Photo: Boyce Duprey (flickr)
As Congress debates a budget and Republicans call for the repeal of the Affordable Care Act, a specific part of the health care law remains a point of contention.
The Affordable Care Act mandates a 2.3 percent tax on medical devices and the House of Representatives passed a funding measure Monday that would have repealed the tax.
Governor Mike Pence also weighed in on the issue, calling on the U.S. Senate to agree to the House’ proposal, saying it negatively impacts the medical community, which provides around 20,000 jobs.
The House’ proposal was quickly shot down in the Senate, but medical companies in Indiana are still holding out hope.
“You’ve seen layoffs at many medical device companies, and you’ve seen those companies transferring jobs to facilities in other parts of the world,” says Dan Peterson, Vice President for Industry and Government affairs for Cook Medical in Bloomington.
Peterson says that Cook fully supports the repeal of the medical device tax.

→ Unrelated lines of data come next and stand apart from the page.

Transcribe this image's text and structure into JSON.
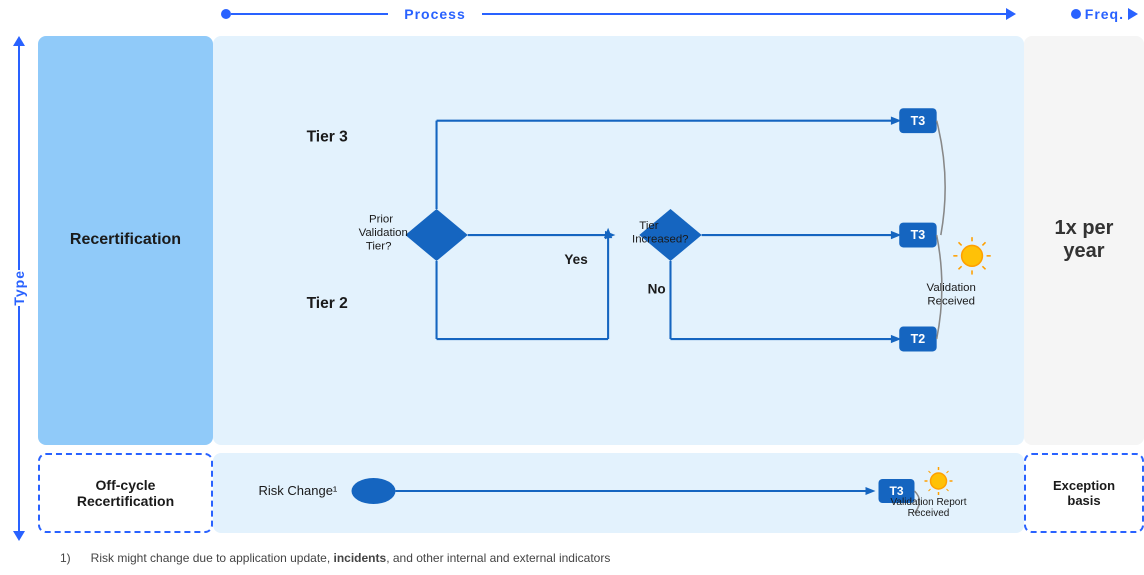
{
  "axes": {
    "process_label": "Process",
    "freq_label": "Freq.",
    "type_label": "Type"
  },
  "recertification": {
    "main_label": "Recertification",
    "offcycle_label": "Off-cycle\nRecertification"
  },
  "flow": {
    "tier3_label": "Tier 3",
    "tier2_label": "Tier 2",
    "prior_validation_label": "Prior\nValidation\nTier?",
    "tier_increased_label": "Tier\nIncreased?",
    "yes_label": "Yes",
    "no_label": "No",
    "t3_badge": "T3",
    "t2_badge": "T2",
    "validation_received_label": "Validation\nReceived"
  },
  "offcycle": {
    "risk_change_label": "Risk Change¹",
    "t3_badge": "T3",
    "validation_report_received_label": "Validation Report\nReceived"
  },
  "freq": {
    "main_value": "1x per\nyear",
    "offcycle_value": "Exception\nbasis"
  },
  "footer": {
    "number": "1)",
    "text": "Risk might change due to application update, ",
    "bold_text": "incidents",
    "text2": ", and other internal and external indicators"
  },
  "colors": {
    "blue_accent": "#2962FF",
    "blue_dark": "#1565C0",
    "blue_light_bg": "#E3F2FD",
    "blue_light_box": "#90CAF9",
    "gray_bg": "#f5f5f5"
  }
}
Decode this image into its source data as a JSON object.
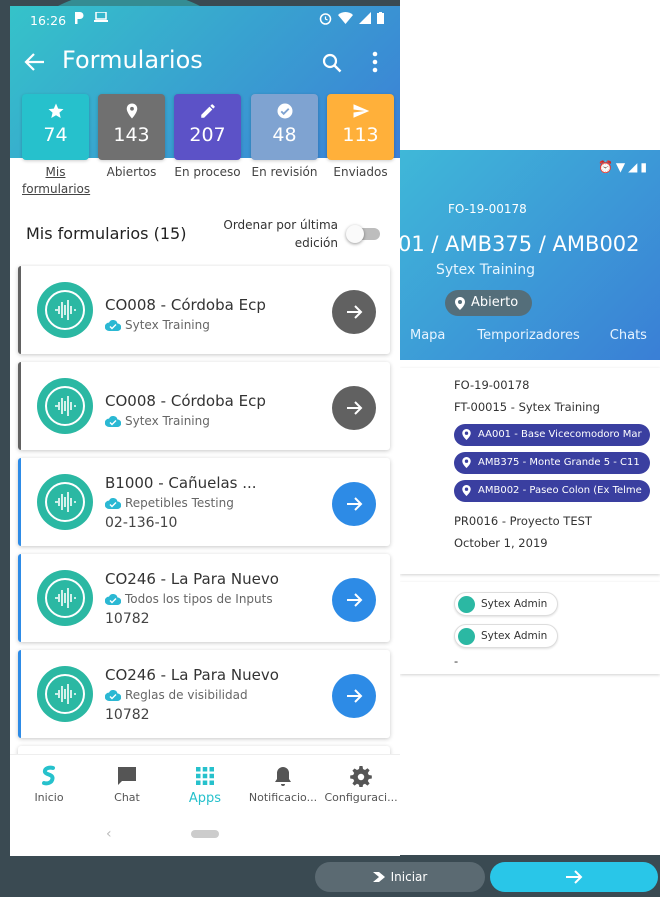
{
  "phone": {
    "status": {
      "time": "16:26"
    },
    "toolbar": {
      "title": "Formularios"
    },
    "stats": [
      {
        "value": "74",
        "label": "Mis formularios",
        "color": "#26c1cc",
        "icon": "star-icon"
      },
      {
        "value": "143",
        "label": "Abiertos",
        "color": "#707070",
        "icon": "location-pin-icon"
      },
      {
        "value": "207",
        "label": "En proceso",
        "color": "#5c52c7",
        "icon": "pencil-icon"
      },
      {
        "value": "48",
        "label": "En revisión",
        "color": "#7fa3d1",
        "icon": "check-circle-icon"
      },
      {
        "value": "113",
        "label": "Enviados",
        "color": "#ffb03a",
        "icon": "send-icon"
      }
    ],
    "section": {
      "title": "Mis formularios (15)",
      "sort_label": "Ordenar por última edición"
    },
    "cards": [
      {
        "title": "CO008 - Córdoba Ecp",
        "subtitle": "Sytex Training",
        "extra": "",
        "accent": "#616161",
        "button": "#616161"
      },
      {
        "title": "CO008 - Córdoba Ecp",
        "subtitle": "Sytex Training",
        "extra": "",
        "accent": "#616161",
        "button": "#616161"
      },
      {
        "title": "B1000 - Cañuelas ...",
        "subtitle": "Repetibles Testing",
        "extra": "02-136-10",
        "accent": "#2d8be6",
        "button": "#2d8be6"
      },
      {
        "title": "CO246 - La Para Nuevo",
        "subtitle": "Todos los tipos de Inputs",
        "extra": "10782",
        "accent": "#2d8be6",
        "button": "#2d8be6"
      },
      {
        "title": "CO246 - La Para Nuevo",
        "subtitle": "Reglas de visibilidad",
        "extra": "10782",
        "accent": "#2d8be6",
        "button": "#2d8be6"
      }
    ],
    "nav": [
      {
        "label": "Inicio",
        "icon": "sytex-logo-icon"
      },
      {
        "label": "Chat",
        "icon": "chat-icon"
      },
      {
        "label": "Apps",
        "icon": "apps-grid-icon"
      },
      {
        "label": "Notificacio...",
        "icon": "bell-icon"
      },
      {
        "label": "Configuraci...",
        "icon": "gear-icon"
      }
    ]
  },
  "detail": {
    "code": "FO-19-00178",
    "title": "01 / AMB375 / AMB002",
    "subtitle": "Sytex Training",
    "status": "Abierto",
    "tabs": [
      "Mapa",
      "Temporizadores",
      "Chats"
    ],
    "info": {
      "code": "FO-19-00178",
      "template": "FT-00015 - Sytex Training",
      "locations": [
        "AA001 - Base Vicecomodoro Mar",
        "AMB375 - Monte Grande 5 - C11",
        "AMB002 - Paseo Colon (Ex Telme"
      ],
      "project": "PR0016 - Proyecto TEST",
      "date": "October 1, 2019"
    },
    "people": [
      "Sytex Admin",
      "Sytex Admin"
    ],
    "dash": "-",
    "actions": {
      "start": "Iniciar"
    }
  }
}
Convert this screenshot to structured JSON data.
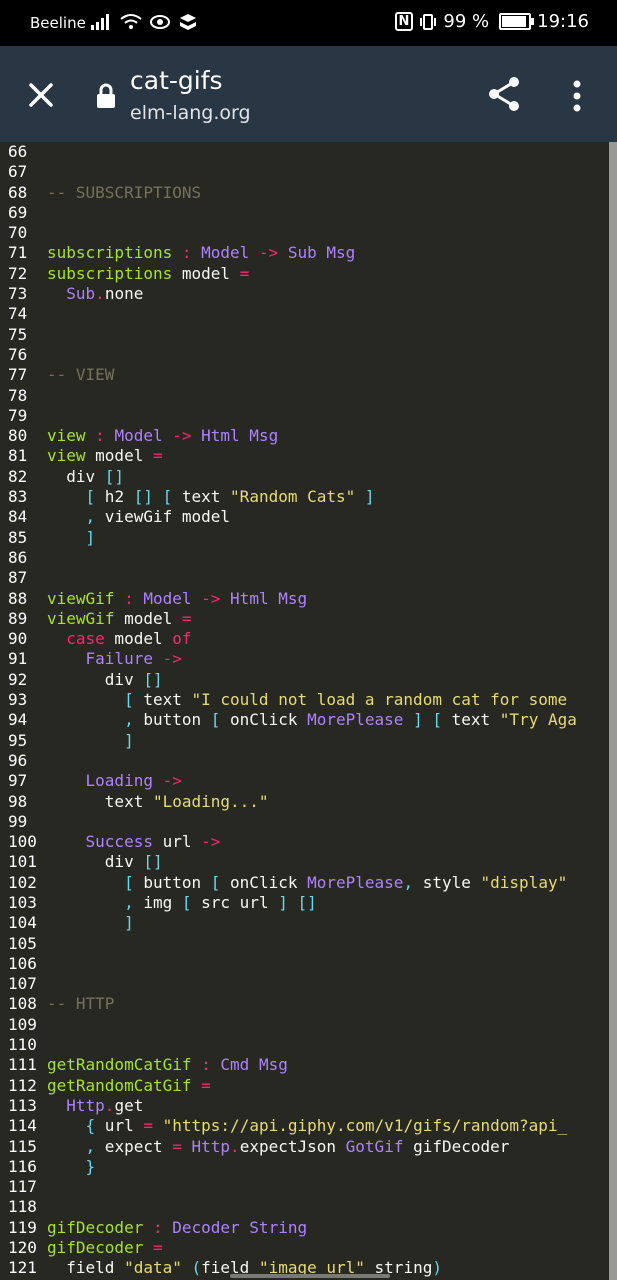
{
  "status_bar": {
    "carrier": "Beeline",
    "left_icons": "signal-icon wifi-icon eye-icon app-icon",
    "nfc": "N",
    "battery_percent": "99 %",
    "battery_level": 0.99,
    "time": "19:16"
  },
  "toolbar": {
    "title": "cat-gifs",
    "url": "elm-lang.org",
    "background_color": "#293643"
  },
  "code_lines": [
    {
      "n": "66",
      "tokens": []
    },
    {
      "n": "67",
      "tokens": []
    },
    {
      "n": "68",
      "tokens": [
        {
          "c": "comment",
          "t": "-- SUBSCRIPTIONS"
        }
      ]
    },
    {
      "n": "69",
      "tokens": []
    },
    {
      "n": "70",
      "tokens": []
    },
    {
      "n": "71",
      "tokens": [
        {
          "c": "def",
          "t": "subscriptions"
        },
        {
          "c": "op",
          "t": " : "
        },
        {
          "c": "type",
          "t": "Model"
        },
        {
          "c": "op",
          "t": " -> "
        },
        {
          "c": "type",
          "t": "Sub Msg"
        }
      ]
    },
    {
      "n": "72",
      "tokens": [
        {
          "c": "def",
          "t": "subscriptions"
        },
        {
          "c": "plain",
          "t": " model "
        },
        {
          "c": "op",
          "t": "="
        }
      ]
    },
    {
      "n": "73",
      "tokens": [
        {
          "c": "plain",
          "t": "  "
        },
        {
          "c": "type",
          "t": "Sub"
        },
        {
          "c": "op",
          "t": "."
        },
        {
          "c": "plain",
          "t": "none"
        }
      ]
    },
    {
      "n": "74",
      "tokens": []
    },
    {
      "n": "75",
      "tokens": []
    },
    {
      "n": "76",
      "tokens": []
    },
    {
      "n": "77",
      "tokens": [
        {
          "c": "comment",
          "t": "-- VIEW"
        }
      ]
    },
    {
      "n": "78",
      "tokens": []
    },
    {
      "n": "79",
      "tokens": []
    },
    {
      "n": "80",
      "tokens": [
        {
          "c": "def",
          "t": "view"
        },
        {
          "c": "op",
          "t": " : "
        },
        {
          "c": "type",
          "t": "Model"
        },
        {
          "c": "op",
          "t": " -> "
        },
        {
          "c": "type",
          "t": "Html Msg"
        }
      ]
    },
    {
      "n": "81",
      "tokens": [
        {
          "c": "def",
          "t": "view"
        },
        {
          "c": "plain",
          "t": " model "
        },
        {
          "c": "op",
          "t": "="
        }
      ]
    },
    {
      "n": "82",
      "tokens": [
        {
          "c": "plain",
          "t": "  div "
        },
        {
          "c": "brk",
          "t": "[]"
        }
      ]
    },
    {
      "n": "83",
      "tokens": [
        {
          "c": "plain",
          "t": "    "
        },
        {
          "c": "brk",
          "t": "["
        },
        {
          "c": "plain",
          "t": " h2 "
        },
        {
          "c": "brk",
          "t": "[]"
        },
        {
          "c": "plain",
          "t": " "
        },
        {
          "c": "brk",
          "t": "["
        },
        {
          "c": "plain",
          "t": " text "
        },
        {
          "c": "str",
          "t": "\"Random Cats\""
        },
        {
          "c": "plain",
          "t": " "
        },
        {
          "c": "brk",
          "t": "]"
        }
      ]
    },
    {
      "n": "84",
      "tokens": [
        {
          "c": "plain",
          "t": "    "
        },
        {
          "c": "brk",
          "t": ","
        },
        {
          "c": "plain",
          "t": " viewGif model"
        }
      ]
    },
    {
      "n": "85",
      "tokens": [
        {
          "c": "plain",
          "t": "    "
        },
        {
          "c": "brk",
          "t": "]"
        }
      ]
    },
    {
      "n": "86",
      "tokens": []
    },
    {
      "n": "87",
      "tokens": []
    },
    {
      "n": "88",
      "tokens": [
        {
          "c": "def",
          "t": "viewGif"
        },
        {
          "c": "op",
          "t": " : "
        },
        {
          "c": "type",
          "t": "Model"
        },
        {
          "c": "op",
          "t": " -> "
        },
        {
          "c": "type",
          "t": "Html Msg"
        }
      ]
    },
    {
      "n": "89",
      "tokens": [
        {
          "c": "def",
          "t": "viewGif"
        },
        {
          "c": "plain",
          "t": " model "
        },
        {
          "c": "op",
          "t": "="
        }
      ]
    },
    {
      "n": "90",
      "tokens": [
        {
          "c": "plain",
          "t": "  "
        },
        {
          "c": "op",
          "t": "case"
        },
        {
          "c": "plain",
          "t": " model "
        },
        {
          "c": "op",
          "t": "of"
        }
      ]
    },
    {
      "n": "91",
      "tokens": [
        {
          "c": "plain",
          "t": "    "
        },
        {
          "c": "type",
          "t": "Failure"
        },
        {
          "c": "op",
          "t": " ->"
        }
      ]
    },
    {
      "n": "92",
      "tokens": [
        {
          "c": "plain",
          "t": "      div "
        },
        {
          "c": "brk",
          "t": "[]"
        }
      ]
    },
    {
      "n": "93",
      "tokens": [
        {
          "c": "plain",
          "t": "        "
        },
        {
          "c": "brk",
          "t": "["
        },
        {
          "c": "plain",
          "t": " text "
        },
        {
          "c": "str",
          "t": "\"I could not load a random cat for some"
        }
      ]
    },
    {
      "n": "94",
      "tokens": [
        {
          "c": "plain",
          "t": "        "
        },
        {
          "c": "brk",
          "t": ","
        },
        {
          "c": "plain",
          "t": " button "
        },
        {
          "c": "brk",
          "t": "["
        },
        {
          "c": "plain",
          "t": " onClick "
        },
        {
          "c": "type",
          "t": "MorePlease"
        },
        {
          "c": "plain",
          "t": " "
        },
        {
          "c": "brk",
          "t": "]"
        },
        {
          "c": "plain",
          "t": " "
        },
        {
          "c": "brk",
          "t": "["
        },
        {
          "c": "plain",
          "t": " text "
        },
        {
          "c": "str",
          "t": "\"Try Aga"
        }
      ]
    },
    {
      "n": "95",
      "tokens": [
        {
          "c": "plain",
          "t": "        "
        },
        {
          "c": "brk",
          "t": "]"
        }
      ]
    },
    {
      "n": "96",
      "tokens": []
    },
    {
      "n": "97",
      "tokens": [
        {
          "c": "plain",
          "t": "    "
        },
        {
          "c": "type",
          "t": "Loading"
        },
        {
          "c": "op",
          "t": " ->"
        }
      ]
    },
    {
      "n": "98",
      "tokens": [
        {
          "c": "plain",
          "t": "      text "
        },
        {
          "c": "str",
          "t": "\"Loading...\""
        }
      ]
    },
    {
      "n": "99",
      "tokens": []
    },
    {
      "n": "100",
      "tokens": [
        {
          "c": "plain",
          "t": "    "
        },
        {
          "c": "type",
          "t": "Success"
        },
        {
          "c": "plain",
          "t": " url "
        },
        {
          "c": "op",
          "t": "->"
        }
      ]
    },
    {
      "n": "101",
      "tokens": [
        {
          "c": "plain",
          "t": "      div "
        },
        {
          "c": "brk",
          "t": "[]"
        }
      ]
    },
    {
      "n": "102",
      "tokens": [
        {
          "c": "plain",
          "t": "        "
        },
        {
          "c": "brk",
          "t": "["
        },
        {
          "c": "plain",
          "t": " button "
        },
        {
          "c": "brk",
          "t": "["
        },
        {
          "c": "plain",
          "t": " onClick "
        },
        {
          "c": "type",
          "t": "MorePlease"
        },
        {
          "c": "brk",
          "t": ","
        },
        {
          "c": "plain",
          "t": " style "
        },
        {
          "c": "str",
          "t": "\"display\""
        }
      ]
    },
    {
      "n": "103",
      "tokens": [
        {
          "c": "plain",
          "t": "        "
        },
        {
          "c": "brk",
          "t": ","
        },
        {
          "c": "plain",
          "t": " img "
        },
        {
          "c": "brk",
          "t": "["
        },
        {
          "c": "plain",
          "t": " src url "
        },
        {
          "c": "brk",
          "t": "]"
        },
        {
          "c": "plain",
          "t": " "
        },
        {
          "c": "brk",
          "t": "[]"
        }
      ]
    },
    {
      "n": "104",
      "tokens": [
        {
          "c": "plain",
          "t": "        "
        },
        {
          "c": "brk",
          "t": "]"
        }
      ]
    },
    {
      "n": "105",
      "tokens": []
    },
    {
      "n": "106",
      "tokens": []
    },
    {
      "n": "107",
      "tokens": []
    },
    {
      "n": "108",
      "tokens": [
        {
          "c": "comment",
          "t": "-- HTTP"
        }
      ]
    },
    {
      "n": "109",
      "tokens": []
    },
    {
      "n": "110",
      "tokens": []
    },
    {
      "n": "111",
      "tokens": [
        {
          "c": "def",
          "t": "getRandomCatGif"
        },
        {
          "c": "op",
          "t": " : "
        },
        {
          "c": "type",
          "t": "Cmd Msg"
        }
      ]
    },
    {
      "n": "112",
      "tokens": [
        {
          "c": "def",
          "t": "getRandomCatGif"
        },
        {
          "c": "plain",
          "t": " "
        },
        {
          "c": "op",
          "t": "="
        }
      ]
    },
    {
      "n": "113",
      "tokens": [
        {
          "c": "plain",
          "t": "  "
        },
        {
          "c": "type",
          "t": "Http"
        },
        {
          "c": "op",
          "t": "."
        },
        {
          "c": "plain",
          "t": "get"
        }
      ]
    },
    {
      "n": "114",
      "tokens": [
        {
          "c": "plain",
          "t": "    "
        },
        {
          "c": "brk",
          "t": "{"
        },
        {
          "c": "plain",
          "t": " url "
        },
        {
          "c": "op",
          "t": "="
        },
        {
          "c": "plain",
          "t": " "
        },
        {
          "c": "str",
          "t": "\"https://api.giphy.com/v1/gifs/random?api_"
        }
      ]
    },
    {
      "n": "115",
      "tokens": [
        {
          "c": "plain",
          "t": "    "
        },
        {
          "c": "brk",
          "t": ","
        },
        {
          "c": "plain",
          "t": " expect "
        },
        {
          "c": "op",
          "t": "="
        },
        {
          "c": "plain",
          "t": " "
        },
        {
          "c": "type",
          "t": "Http"
        },
        {
          "c": "op",
          "t": "."
        },
        {
          "c": "plain",
          "t": "expectJson "
        },
        {
          "c": "type",
          "t": "GotGif"
        },
        {
          "c": "plain",
          "t": " gifDecoder"
        }
      ]
    },
    {
      "n": "116",
      "tokens": [
        {
          "c": "plain",
          "t": "    "
        },
        {
          "c": "brk",
          "t": "}"
        }
      ]
    },
    {
      "n": "117",
      "tokens": []
    },
    {
      "n": "118",
      "tokens": []
    },
    {
      "n": "119",
      "tokens": [
        {
          "c": "def",
          "t": "gifDecoder"
        },
        {
          "c": "op",
          "t": " : "
        },
        {
          "c": "type",
          "t": "Decoder String"
        }
      ]
    },
    {
      "n": "120",
      "tokens": [
        {
          "c": "def",
          "t": "gifDecoder"
        },
        {
          "c": "plain",
          "t": " "
        },
        {
          "c": "op",
          "t": "="
        }
      ]
    },
    {
      "n": "121",
      "tokens": [
        {
          "c": "plain",
          "t": "  field "
        },
        {
          "c": "str",
          "t": "\"data\""
        },
        {
          "c": "plain",
          "t": " "
        },
        {
          "c": "brk",
          "t": "("
        },
        {
          "c": "plain",
          "t": "field "
        },
        {
          "c": "str",
          "t": "\"image_url\""
        },
        {
          "c": "plain",
          "t": " string"
        },
        {
          "c": "brk",
          "t": ")"
        }
      ]
    }
  ],
  "colors": {
    "editor_bg": "#272822",
    "comment": "#75715e",
    "definition": "#a6e22e",
    "type": "#ae81ff",
    "operator": "#f92672",
    "string": "#e6db74",
    "bracket": "#66d9ef"
  }
}
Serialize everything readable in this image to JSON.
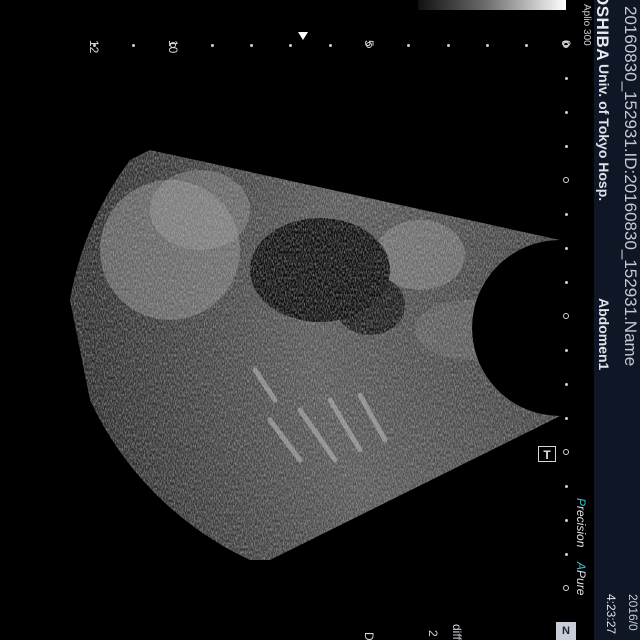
{
  "header": {
    "brand": "OSHIBA",
    "model": "Aplio 300",
    "patient_line": "20160830_152931.ID:20160830_152931.Name",
    "hospital": "Univ. of Tokyo Hosp.",
    "preset": "Abdomen1",
    "date": "2016/0",
    "time": "4:23:27"
  },
  "modes": {
    "precision_initial": "P",
    "precision_rest": "recision",
    "apure_initial": "A",
    "apure_rest": "Pure"
  },
  "side_labels": {
    "diff": "diff",
    "diff_value": "2",
    "d": "D"
  },
  "badge": "N",
  "t_marker": "T",
  "depth_scale": {
    "labels": [
      "0",
      "5",
      "10",
      "12"
    ]
  },
  "colors": {
    "header_bg": "#0f1626",
    "accent_cyan": "#3fc3cf"
  }
}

But Paul Van de Water, a senior fellow with the Center on Budget and Policy Priorities in Washington, says the Affordable Care Act will provide health insurance for as many as 25 million people, and the medical device tax is being used to pay for the expanded medical coverage.
“One of the important things, first, is that the folks who are objecting the tax tend to ignore the fact that the demand for medical devices is going to increase as a result of the expansion of health coverage the affordable care act will provide,” Van de Water says, adding that the tax applies to medical device products sold in the U.S., whether or not they are manufactured here.
Still Governor Pence says the tax will stunt medical innovation is direct and could lead to the elimination of thousands of jobs.
Democrats have taken different stances on whether they would consider repealing the medical device tax in order to pass a spending bill.